There are N line segments which are either Horizontal or vertical. Now I need to find out total number of Intersections and total number of Intersections per line segment. N can go upto 100000. I tried checking every pair of lines. The answer is correct but I need to reduce it's time taken by it.

Here's my code :

using namespace std;

typedef struct Point
     long long int x;
     long long int y;
} ;

bool fun(Point p0, Point p1, Point p2, Point p3)
    double s1_x, s1_y, s2_x, s2_y;
    s1_x = p1.x - p0.x;     s1_y = p1.y - p0.y;
    s2_x = p3.x - p2.x;     s2_y = p3.y - p2.y;

    double s, t;
    s = (-s1_y * (p0.x - p2.x) + s1_x * (p0.y - p2.y)) / (-s2_x * s1_y + s1_x * s2_y);
    t = ( s2_x * (p0.y - p2.y) - s2_y * (p0.x - p2.x)) / (-s2_x * s1_y + s1_x * s2_y);

    if (s >= 0 && s <= 1 && t >= 0 && t <= 1)
        return 1; // Collision detected

    return 0; // No collision

int main()
     long long int n // number of line segments;

     Point p[n],q[n]; // to store end points of line segments

    for( long long int i=0;i<n;i++)

// line segments is defined by 2 points P(x1,y1) and Q(x2,y2)

    for( long long int i=0;i<n-1;i++)
        for( long long int j=i+1;j<n;j++)


    return 0;

Can someone help me out in reducing the time complexity of this program ?

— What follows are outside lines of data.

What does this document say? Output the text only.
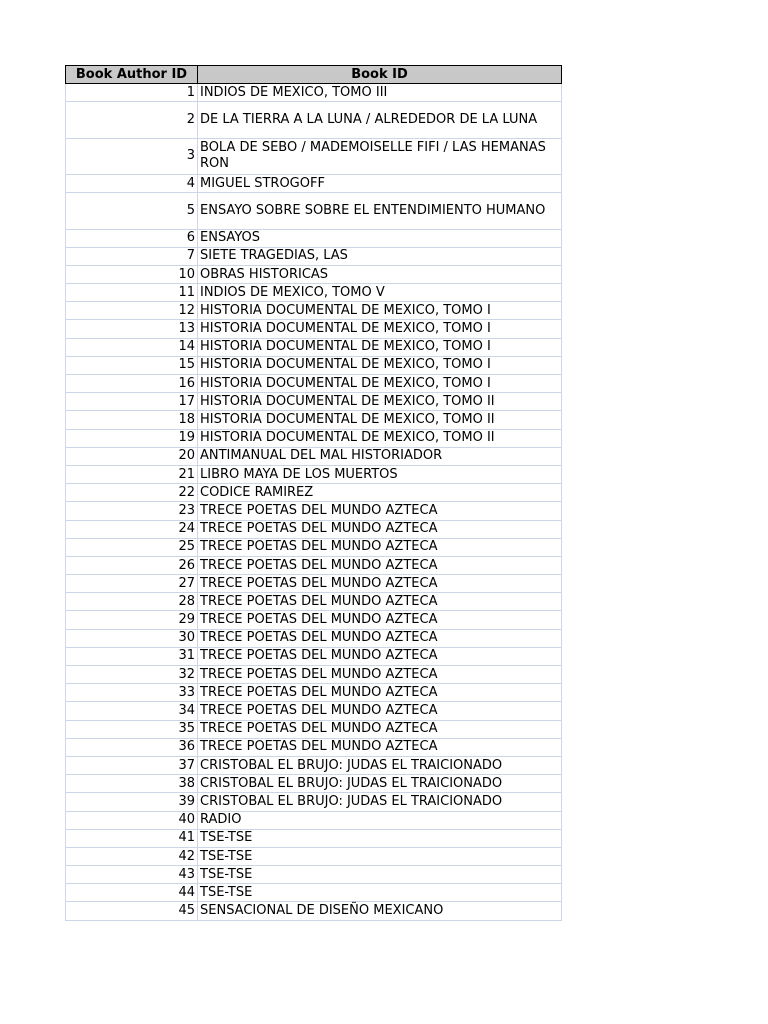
Book Author ID	Book ID
1	INDIOS DE MEXICO, TOMO III
2	DE LA TIERRA A LA LUNA / ALREDEDOR DE LA LUNA
3	BOLA DE SEBO / MADEMOISELLE FIFI / LAS HEMANAS RON
4	MIGUEL STROGOFF
5	ENSAYO SOBRE SOBRE EL ENTENDIMIENTO HUMANO
6	ENSAYOS
7	SIETE TRAGEDIAS, LAS
10	OBRAS HISTORICAS
11	INDIOS DE MEXICO, TOMO V
12	HISTORIA DOCUMENTAL DE MEXICO, TOMO I
13	HISTORIA DOCUMENTAL DE MEXICO, TOMO I
14	HISTORIA DOCUMENTAL DE MEXICO, TOMO I
15	HISTORIA DOCUMENTAL DE MEXICO, TOMO I
16	HISTORIA DOCUMENTAL DE MEXICO, TOMO I
17	HISTORIA DOCUMENTAL DE MEXICO, TOMO II
18	HISTORIA DOCUMENTAL DE MEXICO, TOMO II
19	HISTORIA DOCUMENTAL DE MEXICO, TOMO II
20	ANTIMANUAL DEL MAL HISTORIADOR
21	LIBRO MAYA DE LOS MUERTOS
22	CODICE RAMIREZ
23	TRECE POETAS DEL MUNDO AZTECA
24	TRECE POETAS DEL MUNDO AZTECA
25	TRECE POETAS DEL MUNDO AZTECA
26	TRECE POETAS DEL MUNDO AZTECA
27	TRECE POETAS DEL MUNDO AZTECA
28	TRECE POETAS DEL MUNDO AZTECA
29	TRECE POETAS DEL MUNDO AZTECA
30	TRECE POETAS DEL MUNDO AZTECA
31	TRECE POETAS DEL MUNDO AZTECA
32	TRECE POETAS DEL MUNDO AZTECA
33	TRECE POETAS DEL MUNDO AZTECA
34	TRECE POETAS DEL MUNDO AZTECA
35	TRECE POETAS DEL MUNDO AZTECA
36	TRECE POETAS DEL MUNDO AZTECA
37	CRISTOBAL EL BRUJO: JUDAS EL TRAICIONADO
38	CRISTOBAL EL BRUJO: JUDAS EL TRAICIONADO
39	CRISTOBAL EL BRUJO: JUDAS EL TRAICIONADO
40	RADIO
41	TSE-TSE
42	TSE-TSE
43	TSE-TSE
44	TSE-TSE
45	SENSACIONAL DE DISEÑO MEXICANO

  • If they are either horizontal or vertical, then checking for intersection is much easier than for arbitrary lines (as in your approach). Furthermore, start by sorting the lines by x/y coordinate. Then you know in which area possible intersections must be. A more sophisticated approach to this would be using segment trees or interval trees. Nov 12, 2016 at 21:26
  • 1
    The same teacher or contest? stackoverflow.com/questions/40570886/…
    – MBo
    Nov 13, 2016 at 6:10
  • see Implementing Hoey Shamos algorithm with C# both answers ...
    – Spektre
    Nov 13, 2016 at 9:05
  • @MBoI don't know him but the question seems similar but our approaches are very different.
    – sammy
    Nov 14, 2016 at 6:34
  • @Spektre Thanks for the help.
    – sammy
    Nov 14, 2016 at 6:34

1 Answer 1


Here's an O(n log n)-time algorithm that uses a sweep line with a Fenwick tree.

Step 0: coordinate remapping

Sort the x-coordinates and replace each value by an integer in 0..n-1 so as to preserve order. Do the same for y-coordinates. The intersection properties are preserved while allowing the algorithms below an easier implementation.

Step 1: parallel line segments

I'll describe this step for horizontal segments. Repeat for the vertical segments.

Group the horizontal segments by y coordinate. Process one group at a time, creating events for the sweep line as follows. Each segment gets a start event at its lesser endpoint and a stop event at its greater. Sort starts before stops if you want closed line segments. Sweep the events in sorted order, tracking the number of line segments that currently intersect the sweep line and the number of start events processed. The number of parallel intersections for a segment is (number of segments intersected at start time + number of start events processed at stop time - number of start events processed at start time). (See also Given a set of intervals, find the interval which has the maximum number of intersections for a previous explanation of mine for this.)

Step 2: perpendicular line segments

I'll describe this step in terms of counting for each horizontal line segment how many vertical line segments it intersects.

We do another sweep line algorithm. The events are horizontal segment starts, vertical segments, and horizontal segment stops, sorted in that order assuming closed line segments. We use a Fenwick tree to track, for each y coordinate, how many vertical segments have covered that y coordinate so far. To process a horizontal start, subtract the tree value for its y coordinate from its intersection count. To process a horizontal stop, add the tree value for its y coordinate to its intersection count. This means that the count increases by the difference, which is the number of vertical segments that stabbed the horizontal one while it was active. To process a vertical segment, use the power of the Fenwick tree to quickly increment all of the values between its lesser y coordinate and its greater (inclusive assuming closed segments).

If you want, these sweep line algorithms can be combined. I kept them separate for expository reasons.